Calling for “accelerated changes” that address “deeply situated inequities,” the American Anthropological Association (AAA) recently unveiled its five-year Strategic Plan (2021-2026) and committed to revisit and sharpen the focus on its organizational priorities. The last major update of the AAA strategic plan was completed in 2012.
The new plan will guide AAA’s implementation of substantial changes within the organization, including rethinking the manner in which it conducts its scholarly meetings, examining ways to increase equity and access for its publishing programs, recruiting and retaining a more diverse and inclusive group of students, faculty, and practitioners; and enlivening the public face of anthropology with new media and new voices.

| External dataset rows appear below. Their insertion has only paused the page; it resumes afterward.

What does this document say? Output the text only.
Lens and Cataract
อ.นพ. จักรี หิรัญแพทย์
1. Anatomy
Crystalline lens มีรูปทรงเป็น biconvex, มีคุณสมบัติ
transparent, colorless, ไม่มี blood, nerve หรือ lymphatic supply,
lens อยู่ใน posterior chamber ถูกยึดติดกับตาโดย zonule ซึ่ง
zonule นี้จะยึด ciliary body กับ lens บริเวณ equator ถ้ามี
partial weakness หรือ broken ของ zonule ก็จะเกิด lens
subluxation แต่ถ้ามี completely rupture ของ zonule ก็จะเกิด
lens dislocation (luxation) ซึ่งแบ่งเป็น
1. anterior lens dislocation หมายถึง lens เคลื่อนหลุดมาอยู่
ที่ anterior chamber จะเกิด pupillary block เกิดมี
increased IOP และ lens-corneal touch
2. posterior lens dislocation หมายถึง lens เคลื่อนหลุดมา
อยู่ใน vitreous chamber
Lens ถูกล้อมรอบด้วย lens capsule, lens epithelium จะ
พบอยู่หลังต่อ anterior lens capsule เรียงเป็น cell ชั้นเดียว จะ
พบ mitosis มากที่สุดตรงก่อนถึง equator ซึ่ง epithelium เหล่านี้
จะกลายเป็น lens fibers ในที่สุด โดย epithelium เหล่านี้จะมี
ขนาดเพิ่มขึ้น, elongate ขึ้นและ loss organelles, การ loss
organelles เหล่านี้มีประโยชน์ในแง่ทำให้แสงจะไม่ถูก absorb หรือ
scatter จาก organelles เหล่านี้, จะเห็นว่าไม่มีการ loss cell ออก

The plan also promises to ensure anthropologists working (or aspiring to work) in business, government, and non-profit settings have a strong sense of belonging and find opportunities for meaningful engagement with the organization.

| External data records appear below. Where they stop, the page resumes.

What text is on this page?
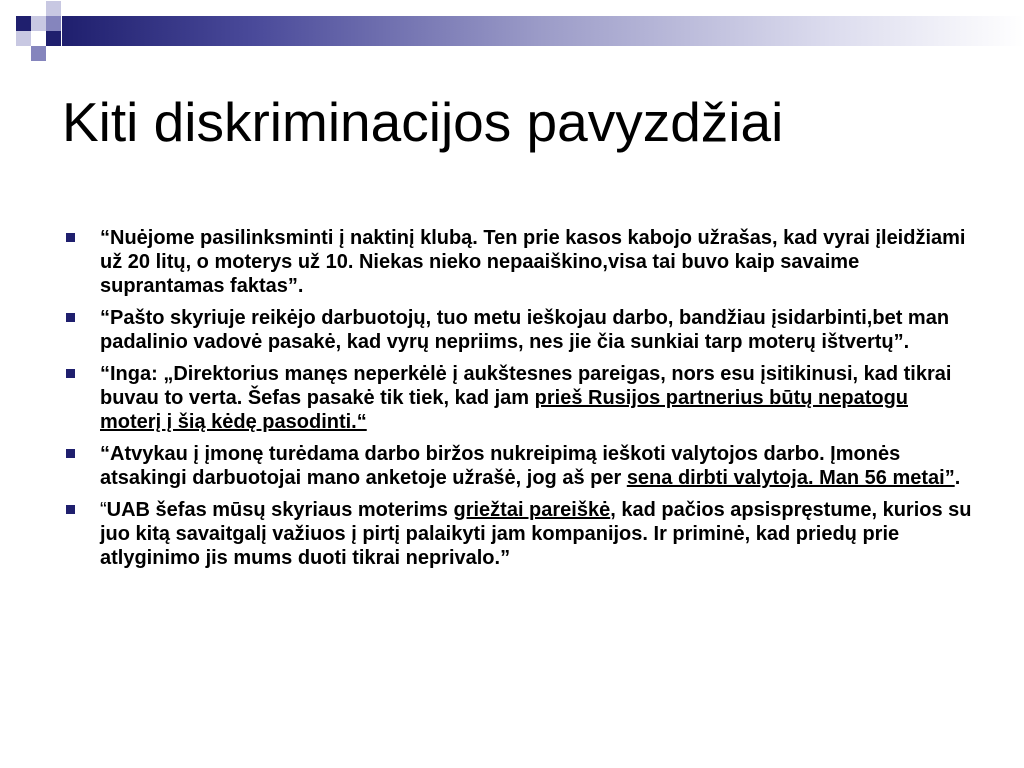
Kiti diskriminacijos pavyzdžiai
“Nuėjome pasilinksminti į naktinį klubą. Ten prie kasos kabojo užrašas, kad vyrai įleidžiami už 20 litų, o moterys už 10. Niekas nieko nepaaiškino,visa tai buvo kaip savaime suprantamas faktas”.
“Pašto skyriuje reikėjo darbuotojų, tuo metu ieškojau darbo, bandžiau įsidarbinti,bet man padalinio vadovė pasakė, kad vyrų nepriims, nes jie čia sunkiai tarp moterų ištvertų”.
“Inga: „Direktorius manęs neperkėlė į aukštesnes pareigas, nors esu įsitikinusi, kad tikrai buvau to verta. Šefas pasakė tik tiek, kad jam prieš Rusijos partnerius būtų nepatogu moterį į šią kėdę pasodinti.“
“Atvykau į įmonę turėdama darbo biržos nukreipimą ieškoti valytojos darbo. Įmonės atsakingi darbuotojai mano anketoje užrašė, jog aš per sena dirbti valytoja. Man 56 metai”.
“UAB šefas mūsų skyriaus moterims griežtai pareiškė, kad pačios apsispręstume, kurios su juo kitą savaitgalį važiuos į pirtį palaikyti jam kompanijos. Ir priminė, kad priedų prie atlyginimo jis mums duoti tikrai neprivalo.”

“The twin goals of racial justice and inclusion of practicing and professional anthropologists will inform everything that we do,” said AAA President Akhil Gupta. “The events of the last year and a half make it imperative that we reimagine how to take advantage of change to continue serving our members, and help advance the field well past its historical roots to make it a more welcoming community for all anthropologists, including those who have been alienated and marginalized in the past.”

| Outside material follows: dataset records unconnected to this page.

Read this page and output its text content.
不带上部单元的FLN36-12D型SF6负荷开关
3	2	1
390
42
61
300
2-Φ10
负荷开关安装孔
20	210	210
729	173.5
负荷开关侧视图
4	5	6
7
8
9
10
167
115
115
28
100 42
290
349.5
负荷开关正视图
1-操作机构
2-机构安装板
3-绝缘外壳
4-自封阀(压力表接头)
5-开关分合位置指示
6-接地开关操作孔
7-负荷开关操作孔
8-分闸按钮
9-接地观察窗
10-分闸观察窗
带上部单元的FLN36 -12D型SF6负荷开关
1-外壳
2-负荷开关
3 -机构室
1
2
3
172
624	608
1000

The strategic plan was developed after a review of a wide array of data from surveys of members, university departments, and AAA editorial offices, as well as sister societies in the American Council of Learned Societies and the Consortium of Social Science Associations. Member focus groups were instrumental in gathering information, as were town halls with students, Section leaders, and the general membership. Meetings were held with the Member’s Programmatic Advisory and Advocacy Committee (MPAAC), the Finance Committee, and a group of past AAA Presidents, and the Board held two retreats to translate the data and information into strategic priority focus areas.